Uluslararası Su Kuyusu Yardım Derneği Başkanı Hacı Ali Aydın, Gazze’de yaşanan su krizinin benzeri görülmemiş bir insani felakete dönüştüğünü belirtti. Dernek binasında düzenlenen toplantıda konuşan Aydın, İsrail’in 7 Ekim 2023 sonrası yoğunlaştırdığı abluka ve saldırılarla Gazze’de suya erişimin neredeyse imkansız hale geldiğini ifade etti. Gazze’de 7 Ekim öncesinde kişi başına günlük 80 litre olan su tüketiminin bugün 4 litrenin altına düştüğünü belirten Aydın, bu durumun büyük bir felakete işaret ettiğini dile getirdi.
Aydın, kirli su tüketimi nedeniyle kolera, dizanteri, Hepatit A gibi hastalıkların yaygınlaştığını vurgulayarak, “İnsanlar temiz suya hasret kaldı. Susuzluktan ölümler yaşanıyor. Gazze’nin su sorunu bir bölge meselesi değil, insanlık meselesidir. Tüm devletlerin, yardım kuruluşlarının, STK’lerin bu konuda seferber olması gerekiyor.” dedi.
Gazze’de su krizinin etkileri sadece sağlık sorunlarıyla sınırlı değil. Bölgedeki tarım ve gıda üretimi de büyük zarar görüyor. Susuzluk nedeniyle bitkiler kuruyor, hayvanlar susuzluktan ölüyor. Bu durum, Gazze’de yaşayan halkın gıda güvenliğini de tehdit ediyor.

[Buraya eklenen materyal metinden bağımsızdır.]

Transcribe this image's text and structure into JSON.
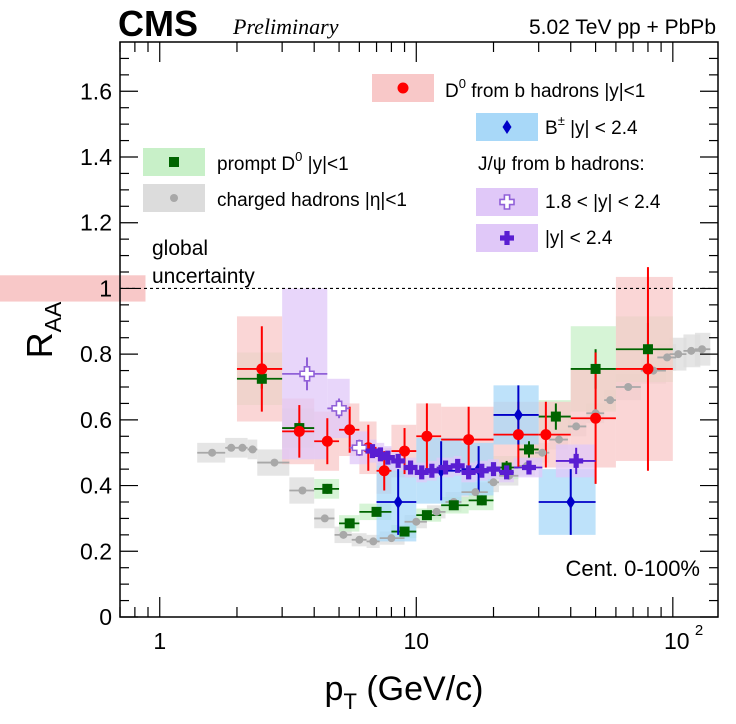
{
  "chart_data": {
    "type": "scatter",
    "x_scale": "log",
    "xlim": [
      0.7,
      150
    ],
    "ylim": [
      0,
      1.75
    ],
    "xlabel": "p_T (GeV/c)",
    "ylabel": "R_AA",
    "x_ticks": [
      "1",
      "10",
      "10²"
    ],
    "y_ticks": [
      "0",
      "0.2",
      "0.4",
      "0.6",
      "0.8",
      "1",
      "1.2",
      "1.4",
      "1.6"
    ],
    "experiment": "CMS",
    "status": "Preliminary",
    "energy_label": "5.02 TeV pp + PbPb",
    "centrality_label": "Cent. 0-100%",
    "global_uncertainty_label": [
      "global",
      "uncertainty"
    ],
    "global_uncertainty": {
      "center": 1.0,
      "half_width": 0.04,
      "xrange": [
        0.7,
        0.88
      ]
    },
    "reference_line_y": 1.0,
    "jpsi_header": "J/ψ from b hadrons:",
    "series": [
      {
        "name": "charged hadrons |η|<1",
        "marker": "circle-small",
        "color": "#a8a8a8",
        "box_color": "#dcdcdc",
        "points": [
          {
            "x": 1.6,
            "xlo": 1.4,
            "xhi": 1.8,
            "y": 0.5,
            "syst": 0.03
          },
          {
            "x": 1.9,
            "xlo": 1.8,
            "xhi": 2.0,
            "y": 0.515,
            "syst": 0.03
          },
          {
            "x": 2.1,
            "xlo": 2.0,
            "xhi": 2.2,
            "y": 0.515,
            "syst": 0.03
          },
          {
            "x": 2.3,
            "xlo": 2.2,
            "xhi": 2.4,
            "y": 0.51,
            "syst": 0.03
          },
          {
            "x": 2.8,
            "xlo": 2.4,
            "xhi": 3.2,
            "y": 0.47,
            "syst": 0.04
          },
          {
            "x": 3.6,
            "xlo": 3.2,
            "xhi": 4.0,
            "y": 0.385,
            "syst": 0.04
          },
          {
            "x": 4.4,
            "xlo": 4.0,
            "xhi": 4.8,
            "y": 0.3,
            "syst": 0.03
          },
          {
            "x": 5.2,
            "xlo": 4.8,
            "xhi": 5.6,
            "y": 0.25,
            "syst": 0.025
          },
          {
            "x": 6.0,
            "xlo": 5.6,
            "xhi": 6.4,
            "y": 0.235,
            "syst": 0.02
          },
          {
            "x": 6.8,
            "xlo": 6.4,
            "xhi": 7.2,
            "y": 0.23,
            "syst": 0.02
          },
          {
            "x": 8.0,
            "xlo": 7.2,
            "xhi": 9.0,
            "y": 0.24,
            "syst": 0.02
          },
          {
            "x": 10.0,
            "xlo": 9.0,
            "xhi": 11.0,
            "y": 0.29,
            "syst": 0.02
          },
          {
            "x": 12.0,
            "xlo": 11.0,
            "xhi": 13.0,
            "y": 0.32,
            "syst": 0.02
          },
          {
            "x": 14.0,
            "xlo": 13.0,
            "xhi": 15.0,
            "y": 0.35,
            "syst": 0.03
          },
          {
            "x": 17.0,
            "xlo": 15.0,
            "xhi": 19.0,
            "y": 0.38,
            "syst": 0.03
          },
          {
            "x": 20.0,
            "xlo": 19.0,
            "xhi": 21.0,
            "y": 0.41,
            "syst": 0.03
          },
          {
            "x": 23.0,
            "xlo": 21.0,
            "xhi": 25.0,
            "y": 0.43,
            "syst": 0.03
          },
          {
            "x": 27.0,
            "xlo": 25.0,
            "xhi": 29.0,
            "y": 0.46,
            "syst": 0.03
          },
          {
            "x": 31.0,
            "xlo": 29.0,
            "xhi": 33.0,
            "y": 0.5,
            "syst": 0.03
          },
          {
            "x": 36.0,
            "xlo": 33.0,
            "xhi": 39.0,
            "y": 0.54,
            "syst": 0.03
          },
          {
            "x": 42.0,
            "xlo": 39.0,
            "xhi": 46.0,
            "y": 0.58,
            "syst": 0.03
          },
          {
            "x": 50.0,
            "xlo": 46.0,
            "xhi": 54.0,
            "y": 0.62,
            "syst": 0.03
          },
          {
            "x": 57.0,
            "xlo": 54.0,
            "xhi": 60.0,
            "y": 0.66,
            "syst": 0.03
          },
          {
            "x": 67.0,
            "xlo": 60.0,
            "xhi": 75.0,
            "y": 0.7,
            "syst": 0.04
          },
          {
            "x": 84.0,
            "xlo": 75.0,
            "xhi": 94.0,
            "y": 0.75,
            "syst": 0.04
          },
          {
            "x": 95.0,
            "xlo": 87.0,
            "xhi": 103.0,
            "y": 0.79,
            "syst": 0.04
          },
          {
            "x": 105.0,
            "xlo": 97.0,
            "xhi": 113.0,
            "y": 0.8,
            "syst": 0.05
          },
          {
            "x": 118.0,
            "xlo": 110.0,
            "xhi": 128.0,
            "y": 0.81,
            "syst": 0.05
          },
          {
            "x": 130.0,
            "xlo": 122.0,
            "xhi": 140.0,
            "y": 0.815,
            "syst": 0.05
          }
        ]
      },
      {
        "name": "prompt D⁰ |y|<1",
        "marker": "square",
        "color": "#006400",
        "box_color": "#c8f0c8",
        "points": [
          {
            "x": 2.5,
            "xlo": 2.0,
            "xhi": 3.0,
            "y": 0.725,
            "stat": 0.03,
            "syst": 0.08
          },
          {
            "x": 3.5,
            "xlo": 3.0,
            "xhi": 4.0,
            "y": 0.575,
            "stat": 0.02,
            "syst": 0.06
          },
          {
            "x": 4.5,
            "xlo": 4.0,
            "xhi": 5.0,
            "y": 0.39,
            "stat": 0.015,
            "syst": 0.03
          },
          {
            "x": 5.5,
            "xlo": 5.0,
            "xhi": 6.0,
            "y": 0.285,
            "stat": 0.01,
            "syst": 0.025
          },
          {
            "x": 7.0,
            "xlo": 6.0,
            "xhi": 8.0,
            "y": 0.32,
            "stat": 0.01,
            "syst": 0.025
          },
          {
            "x": 9.0,
            "xlo": 8.0,
            "xhi": 10.0,
            "y": 0.26,
            "stat": 0.01,
            "syst": 0.02
          },
          {
            "x": 11.0,
            "xlo": 10.0,
            "xhi": 12.5,
            "y": 0.31,
            "stat": 0.01,
            "syst": 0.02
          },
          {
            "x": 14.0,
            "xlo": 12.5,
            "xhi": 16.0,
            "y": 0.34,
            "stat": 0.012,
            "syst": 0.025
          },
          {
            "x": 18.0,
            "xlo": 16.0,
            "xhi": 20.0,
            "y": 0.355,
            "stat": 0.015,
            "syst": 0.03
          },
          {
            "x": 22.5,
            "xlo": 20.0,
            "xhi": 25.0,
            "y": 0.455,
            "stat": 0.02,
            "syst": 0.035
          },
          {
            "x": 27.5,
            "xlo": 25.0,
            "xhi": 30.0,
            "y": 0.51,
            "stat": 0.025,
            "syst": 0.04
          },
          {
            "x": 35.0,
            "xlo": 30.0,
            "xhi": 40.0,
            "y": 0.61,
            "stat": 0.04,
            "syst": 0.05
          },
          {
            "x": 50.0,
            "xlo": 40.0,
            "xhi": 60.0,
            "y": 0.755,
            "stat": 0.06,
            "syst": 0.13
          },
          {
            "x": 80.0,
            "xlo": 60.0,
            "xhi": 100.0,
            "y": 0.815,
            "stat": 0.08,
            "syst": 0.1
          }
        ]
      },
      {
        "name": "D⁰ from b hadrons |y|<1",
        "marker": "circle",
        "color": "#ff0000",
        "box_color": "#f8c8c8",
        "points": [
          {
            "x": 2.5,
            "xlo": 2.0,
            "xhi": 3.0,
            "y": 0.755,
            "stat": 0.13,
            "syst": 0.16
          },
          {
            "x": 3.5,
            "xlo": 3.0,
            "xhi": 4.0,
            "y": 0.565,
            "stat": 0.08,
            "syst": 0.1
          },
          {
            "x": 4.5,
            "xlo": 4.0,
            "xhi": 5.0,
            "y": 0.535,
            "stat": 0.07,
            "syst": 0.09
          },
          {
            "x": 5.5,
            "xlo": 5.0,
            "xhi": 6.0,
            "y": 0.57,
            "stat": 0.07,
            "syst": 0.08
          },
          {
            "x": 6.5,
            "xlo": 6.0,
            "xhi": 7.0,
            "y": 0.515,
            "stat": 0.07,
            "syst": 0.08
          },
          {
            "x": 7.5,
            "xlo": 7.0,
            "xhi": 8.0,
            "y": 0.445,
            "stat": 0.06,
            "syst": 0.07
          },
          {
            "x": 9.0,
            "xlo": 8.0,
            "xhi": 10.0,
            "y": 0.505,
            "stat": 0.07,
            "syst": 0.08
          },
          {
            "x": 11.0,
            "xlo": 10.0,
            "xhi": 12.5,
            "y": 0.55,
            "stat": 0.1,
            "syst": 0.1
          },
          {
            "x": 16.0,
            "xlo": 12.5,
            "xhi": 20.0,
            "y": 0.54,
            "stat": 0.1,
            "syst": 0.1
          },
          {
            "x": 25.0,
            "xlo": 20.0,
            "xhi": 30.0,
            "y": 0.555,
            "stat": 0.1,
            "syst": 0.1
          },
          {
            "x": 32.0,
            "xlo": 30.0,
            "xhi": 40.0,
            "y": 0.555,
            "stat": 0.1,
            "syst": 0.1
          },
          {
            "x": 50.0,
            "xlo": 40.0,
            "xhi": 60.0,
            "y": 0.605,
            "stat": 0.2,
            "syst": 0.15
          },
          {
            "x": 80.0,
            "xlo": 60.0,
            "xhi": 100.0,
            "y": 0.755,
            "stat": 0.31,
            "syst": 0.28
          }
        ]
      },
      {
        "name": "B± |y| < 2.4",
        "marker": "diamond",
        "color": "#0000c8",
        "box_color": "#a8d8f8",
        "points": [
          {
            "x": 8.5,
            "xlo": 7.0,
            "xhi": 10.0,
            "y": 0.35,
            "stat": 0.1,
            "syst": 0.12
          },
          {
            "x": 12.5,
            "xlo": 10.0,
            "xhi": 15.0,
            "y": 0.445,
            "stat": 0.09,
            "syst": 0.1
          },
          {
            "x": 17.5,
            "xlo": 15.0,
            "xhi": 20.0,
            "y": 0.45,
            "stat": 0.07,
            "syst": 0.08
          },
          {
            "x": 25.0,
            "xlo": 20.0,
            "xhi": 30.0,
            "y": 0.615,
            "stat": 0.09,
            "syst": 0.09
          },
          {
            "x": 40.0,
            "xlo": 30.0,
            "xhi": 50.0,
            "y": 0.35,
            "stat": 0.1,
            "syst": 0.1
          }
        ]
      },
      {
        "name": "1.8 < |y| < 2.4",
        "marker": "cross-open",
        "color": "#9060d8",
        "box_color": "#e0c8f8",
        "points": [
          {
            "x": 3.75,
            "xlo": 3.0,
            "xhi": 4.5,
            "y": 0.74,
            "stat": 0.05,
            "syst": 0.26
          },
          {
            "x": 5.0,
            "xlo": 4.5,
            "xhi": 5.5,
            "y": 0.635,
            "stat": 0.03,
            "syst": 0.09
          },
          {
            "x": 6.0,
            "xlo": 5.5,
            "xhi": 6.5,
            "y": 0.515,
            "stat": 0.025,
            "syst": 0.05
          }
        ]
      },
      {
        "name": "|y| < 2.4",
        "marker": "cross-filled",
        "color": "#5a1ed2",
        "box_color": "#e0c8f8",
        "points": [
          {
            "x": 6.75,
            "xlo": 6.5,
            "xhi": 7.0,
            "y": 0.505,
            "stat": 0.02,
            "syst": 0.035
          },
          {
            "x": 7.25,
            "xlo": 7.0,
            "xhi": 7.5,
            "y": 0.495,
            "stat": 0.02,
            "syst": 0.035
          },
          {
            "x": 7.75,
            "xlo": 7.5,
            "xhi": 8.0,
            "y": 0.485,
            "stat": 0.02,
            "syst": 0.035
          },
          {
            "x": 8.5,
            "xlo": 8.0,
            "xhi": 9.0,
            "y": 0.475,
            "stat": 0.015,
            "syst": 0.03
          },
          {
            "x": 9.5,
            "xlo": 9.0,
            "xhi": 10.0,
            "y": 0.455,
            "stat": 0.015,
            "syst": 0.03
          },
          {
            "x": 10.5,
            "xlo": 10.0,
            "xhi": 11.0,
            "y": 0.44,
            "stat": 0.015,
            "syst": 0.03
          },
          {
            "x": 11.5,
            "xlo": 11.0,
            "xhi": 12.0,
            "y": 0.445,
            "stat": 0.015,
            "syst": 0.03
          },
          {
            "x": 13.0,
            "xlo": 12.0,
            "xhi": 14.0,
            "y": 0.455,
            "stat": 0.015,
            "syst": 0.03
          },
          {
            "x": 14.5,
            "xlo": 14.0,
            "xhi": 15.0,
            "y": 0.46,
            "stat": 0.015,
            "syst": 0.03
          },
          {
            "x": 16.0,
            "xlo": 15.0,
            "xhi": 17.0,
            "y": 0.44,
            "stat": 0.015,
            "syst": 0.03
          },
          {
            "x": 18.0,
            "xlo": 17.0,
            "xhi": 19.0,
            "y": 0.445,
            "stat": 0.015,
            "syst": 0.03
          },
          {
            "x": 20.0,
            "xlo": 19.0,
            "xhi": 21.0,
            "y": 0.45,
            "stat": 0.015,
            "syst": 0.03
          },
          {
            "x": 22.5,
            "xlo": 21.0,
            "xhi": 24.0,
            "y": 0.44,
            "stat": 0.015,
            "syst": 0.03
          },
          {
            "x": 27.5,
            "xlo": 24.0,
            "xhi": 31.0,
            "y": 0.455,
            "stat": 0.02,
            "syst": 0.03
          },
          {
            "x": 42.0,
            "xlo": 35.0,
            "xhi": 50.0,
            "y": 0.475,
            "stat": 0.04,
            "syst": 0.05
          }
        ]
      }
    ],
    "legend": [
      {
        "series": 2,
        "label_main": "D",
        "label_sup": "0",
        "label_rest": " from b hadrons |y|<1"
      },
      {
        "series": 3,
        "label_main": "B",
        "label_sup": "±",
        "label_rest": " |y| < 2.4"
      },
      {
        "series": 1,
        "label_main": "prompt D",
        "label_sup": "0",
        "label_rest": " |y|<1"
      },
      {
        "series": 0,
        "label_main": "charged hadrons |η|<1",
        "label_sup": "",
        "label_rest": ""
      },
      {
        "series": 4,
        "label_main": "1.8 < |y| < 2.4",
        "label_sup": "",
        "label_rest": ""
      },
      {
        "series": 5,
        "label_main": "|y| < 2.4",
        "label_sup": "",
        "label_rest": ""
      }
    ]
  }
}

Toplantıya canlı bağlantıyla katılan Gazze Belediyesi Su ve Kanalizasyon Müdürü Mahir Salim ise bölgedeki su altyapısının hedef alındığını ve büyük oranda tahrip edildiğini, kanalizasyon sularının caddelere aktığını, temiz suya ulaşmanın neredeyse imkansız olduğunu söyledi. Salim, “Gazze’de su krizi, İsrail’in uyguladığı abluka politikalarının bir sonucu. Bu durum, sadece bizim değil, tüm dünya halklarının vicdanını sorgulaması gereken bir mesele.” dedi.
Bu tür insani krizlerin önlenmesi ve hafifletilmesi için uluslararası toplumun daha fazla sorumluluk alması gerektiğini vurgulayan Aydın, “Uluslararası Su Kuyusu Yardım Derneği olarak, Gazze’de su krizinin çözümü için çalışmaya devam edeceğiz. Ancak bu konuda daha fazla desteğe ihtiyaç duyuyoruz.” dedi.
Gazze’deki su krizinin benzeri olaylar, dünya genelinde daha sık yaşanmaya başlıyor. İklim değişikliği, nüfus artışıyla birlikte su kaynaklarının daha fazla baskı altına alınması, benzer krizlerin yaşanma olasılığını artırıyor. Bu nedenle, uluslararası toplumun su güvenliği konusunda daha fazla yatırım yapması ve su kaynaklarının sürdürülebilir şekilde yönetilmesi gerekiyor.